Azra si trasferisce in Italia in giovane età, interessandosi particolarmente agli studi calligrafici ed alle pratiche pittoriche antiche, con preferenza per quelle medievali.
Il suo approccio rigoroso e scientifico nella ricerca, orientata verso una semplificazione della materia, la porta a coniare e perfezionare, a partire dal 2005, una tecnica innovativa, che lei stessa stessa definisce “Tubismo”: un neologismo definito da Fabio Bianchi “azzeccato, chiaro nella finalità e nel messaggio, che potrebbe diventare più di una sperimentazione ed essere codificato come sistema”, dunque pienamente corrispondente a questa originale proposta artistica, la quale consiste di fatto nell’applicazione del colore sulla tela direttamente dal tubetto, senza pennello, in grumi tondeggianti e filamentosi, facendo perciò del medium stesso il protagonista reale delle sue composizioni.

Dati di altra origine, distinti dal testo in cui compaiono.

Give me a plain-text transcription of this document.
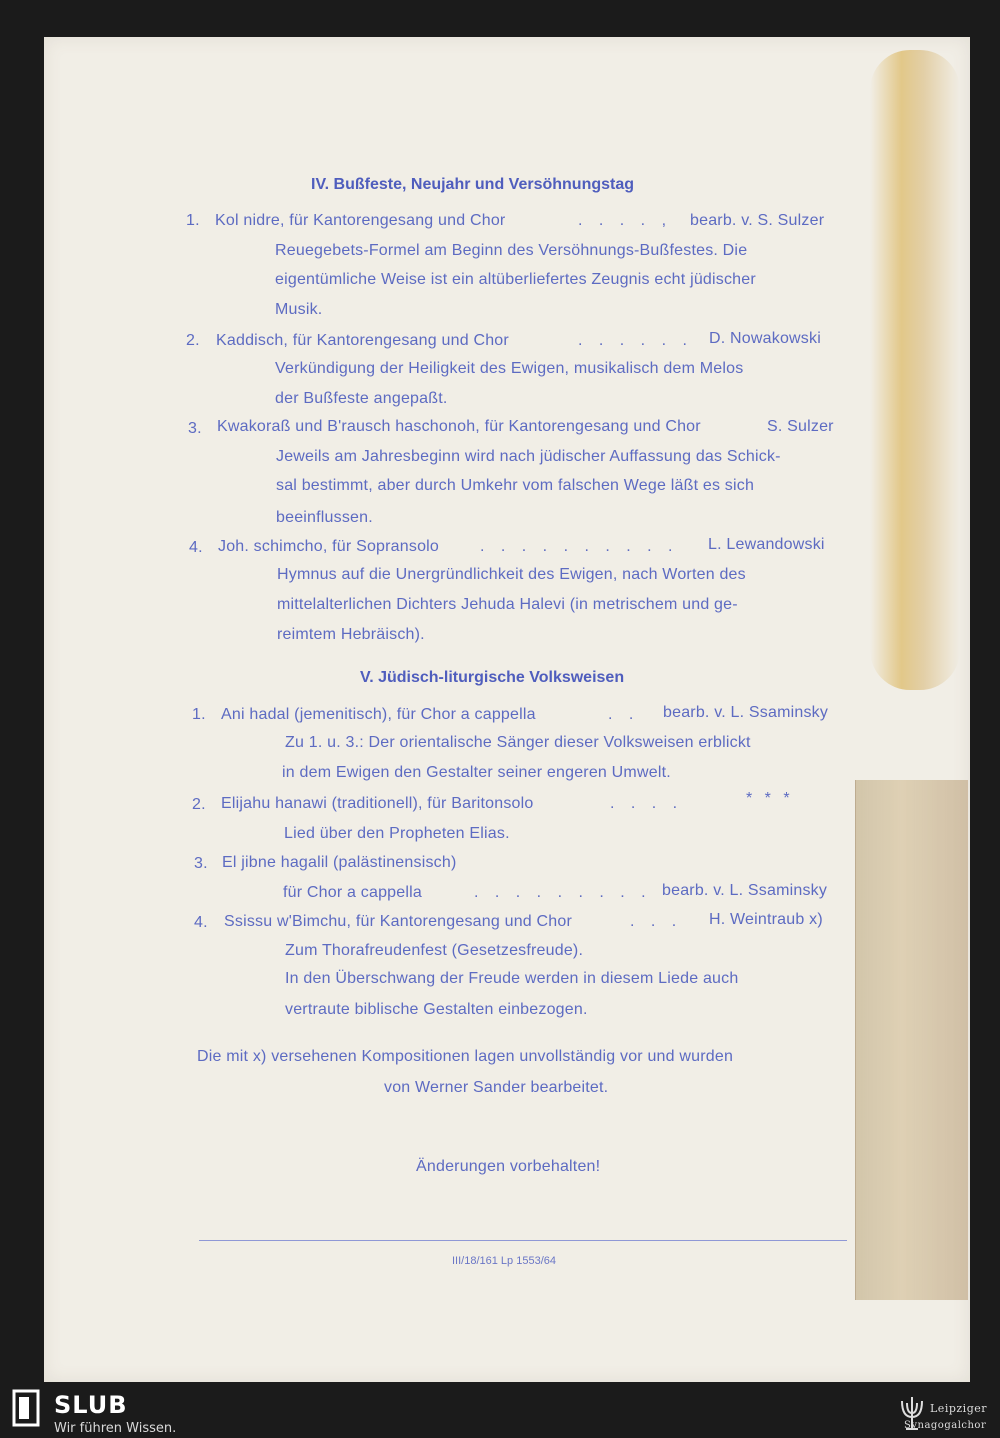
IV. Bußfeste, Neujahr und Versöhnungstag
1. Kol nidre, für Kantorengesang und Chor	. . . . , bearb. v. S. Sulzer
Reuegebets-Formel am Beginn des Versöhnungs-Bußfestes. Die
eigentümliche Weise ist ein altüberliefertes Zeugnis echt jüdischer
Musik.
2. Kaddisch, für Kantorengesang und Chor	. . . . . . D. Nowakowski
Verkündigung der Heiligkeit des Ewigen, musikalisch dem Melos
der Bußfeste angepaßt.
3. Kwakoraß und B'rausch haschonoh, für Kantorengesang und Chor	S. Sulzer
Jeweils am Jahresbeginn wird nach jüdischer Auffassung das Schick-
sal bestimmt, aber durch Umkehr vom falschen Wege läßt es sich
beeinflussen.
4. Joh. schimcho, für Sopransolo	. . . . . . . . . . L. Lewandowski
Hymnus auf die Unergründlichkeit des Ewigen, nach Worten des
mittelalterlichen Dichters Jehuda Halevi (in metrischem und ge-
reimtem Hebräisch).
V. Jüdisch-liturgische Volksweisen
1. Ani hadal (jemenitisch), für Chor a cappella	. . bearb. v. L. Ssaminsky
Zu 1. u. 3.: Der orientalische Sänger dieser Volksweisen erblickt
in dem Ewigen den Gestalter seiner engeren Umwelt.
2. Elijahu hanawi (traditionell), für Baritonsolo	. . . .	* * *
Lied über den Propheten Elias.
3. El jibne hagalil (palästinensisch)
für Chor a cappella	. . . . . . . . . bearb. v. L. Ssaminsky
4. Ssissu w'Bimchu, für Kantorengesang und Chor	. . . H. Weintraub x)
Zum Thorafreudenfest (Gesetzesfreude).
In den Überschwang der Freude werden in diesem Liede auch
vertraute biblische Gestalten einbezogen.
Die mit x) versehenen Kompositionen lagen unvollständig vor und wurden
von Werner Sander bearbeitet.
Änderungen vorbehalten!
III/18/161 Lp 1553/64
SLUB
Wir führen Wissen.
Leipziger
Synagogalchor
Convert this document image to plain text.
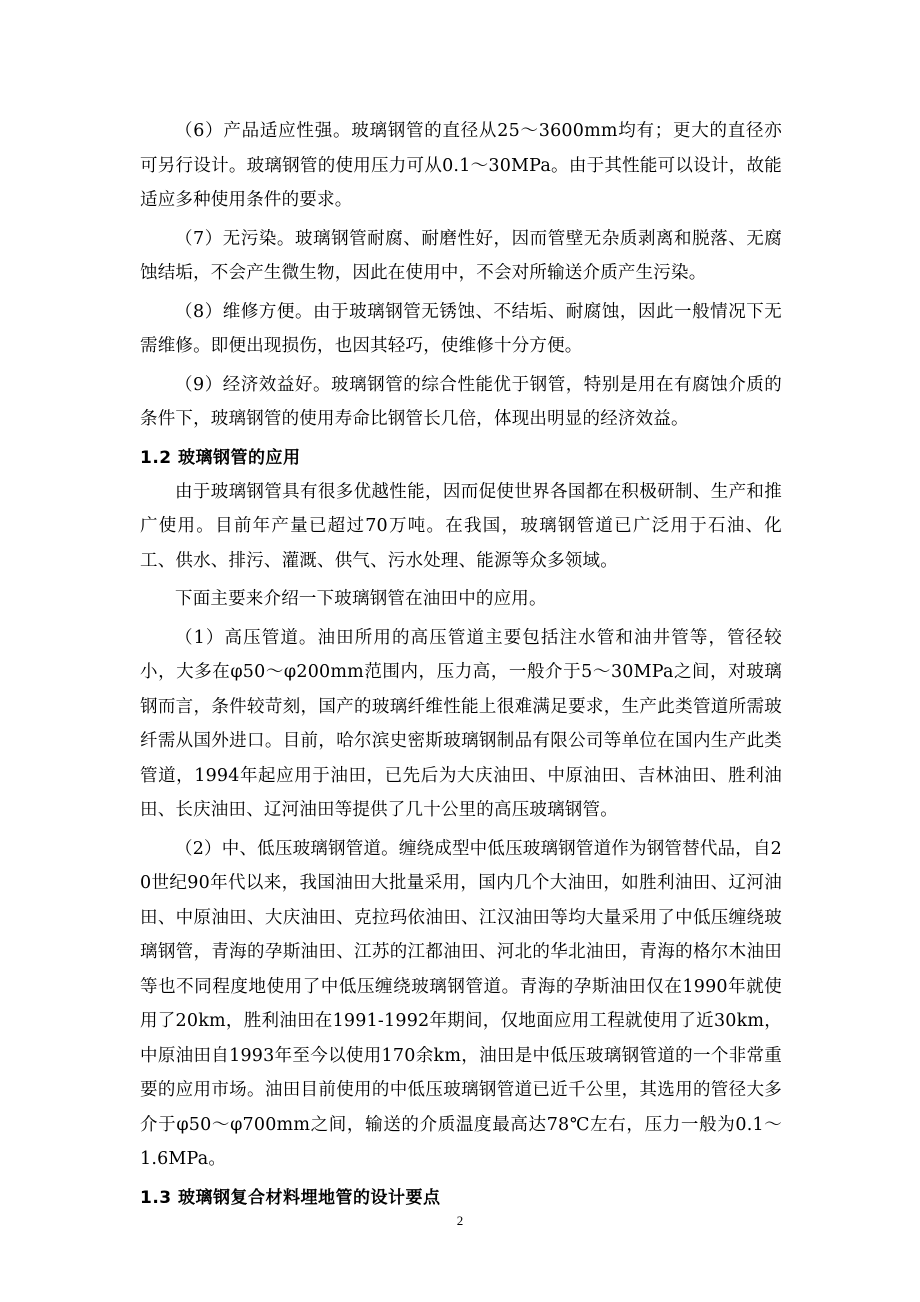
（6）产品适应性强。玻璃钢管的直径从25～3600mm均有；更大的直径亦可另行设计。玻璃钢管的使用压力可从0.1～30MPa。由于其性能可以设计，故能适应多种使用条件的要求。

（7）无污染。玻璃钢管耐腐、耐磨性好，因而管壁无杂质剥离和脱落、无腐蚀结垢，不会产生微生物，因此在使用中，不会对所输送介质产生污染。

（8）维修方便。由于玻璃钢管无锈蚀、不结垢、耐腐蚀，因此一般情况下无需维修。即便出现损伤，也因其轻巧，使维修十分方便。

（9）经济效益好。玻璃钢管的综合性能优于钢管，特别是用在有腐蚀介质的条件下，玻璃钢管的使用寿命比钢管长几倍，体现出明显的经济效益。

1.2 玻璃钢管的应用

由于玻璃钢管具有很多优越性能，因而促使世界各国都在积极研制、生产和推广使用。目前年产量已超过70万吨。在我国，玻璃钢管道已广泛用于石油、化工、供水、排污、灌溉、供气、污水处理、能源等众多领域。

下面主要来介绍一下玻璃钢管在油田中的应用。

（1）高压管道。油田所用的高压管道主要包括注水管和油井管等，管径较小，大多在φ50～φ200mm范围内，压力高，一般介于5～30MPa之间，对玻璃钢而言，条件较苛刻，国产的玻璃纤维性能上很难满足要求，生产此类管道所需玻纤需从国外进口。目前，哈尔滨史密斯玻璃钢制品有限公司等单位在国内生产此类管道，1994年起应用于油田，已先后为大庆油田、中原油田、吉林油田、胜利油田、长庆油田、辽河油田等提供了几十公里的高压玻璃钢管。

（2）中、低压玻璃钢管道。缠绕成型中低压玻璃钢管道作为钢管替代品，自20世纪90年代以来，我国油田大批量采用，国内几个大油田，如胜利油田、辽河油田、中原油田、大庆油田、克拉玛依油田、江汉油田等均大量采用了中低压缠绕玻璃钢管，青海的孕斯油田、江苏的江都油田、河北的华北油田，青海的格尔木油田等也不同程度地使用了中低压缠绕玻璃钢管道。青海的孕斯油田仅在1990年就使用了20km，胜利油田在1991-1992年期间，仅地面应用工程就使用了近30km，中原油田自1993年至今以使用170余km，油田是中低压玻璃钢管道的一个非常重要的应用市场。油田目前使用的中低压玻璃钢管道已近千公里，其选用的管径大多介于φ50～φ700mm之间，输送的介质温度最高达78℃左右，压力一般为0.1～1.6MPa。

1.3 玻璃钢复合材料埋地管的设计要点
2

Tale utilizzo del colore porta alla formazione precipua delle diverse e tipiche punte ravvicinate e raggrumate, le quali vanno a comporre i vari disegni quasi senza soluzione di continuità, rendendo nuovamente quell’effetto tipico del ‘pointillisme’ francese di fine Ottocento, dove alla scomposizione ed alla frammentazione intima del contenuto corrisponde una ricomposizione retinica dell’essenza formale e figurativa. Ciò che si ha qui di innovativo, è senza dubbio la ricerca di una terza dimensione, a cui si fa riferimento, proiettando la composizione nel e verso lo spazio, mirando così a recuperare un’organicità autentica ed anche estetica delle forme.
Come affermato ancora una volta da Bianchi, Azra Huskich “predilige la solidità da bassorilievo dell’olio fissato sulla tela direttamente dal tubetto ottenendo così composizioni caratterizzate da un’energica e collaborante teoria di punti su fondi neutri”; tutto diviene l’espressione più compiuta e potente di un’arte esplosiva, luminescente, aggettante, del puro colore che si fa corpo e che si concretizza in ampie distese marine o collinari, in foreste, soli e pianeti di un cosmo tutto personale.
I riferimenti più diretti ad un tale uso “fisico” del colore vanno dall’Art Brut a Cobra, anche se qui si presenta una serialità frutto di un’elaborata e lunga sperimentazione che punta a destrutturare e ricomporre i soggetti secondo una cifra stilistica studiata e assodata, la quale è capace con originalità e curiosità di reinterpretare soggetti più tradizionali come vedute di paesaggio, simbologie personali ed oniriche, rileggendoli in una chiave tutta personale e giocosa, se vogliamo.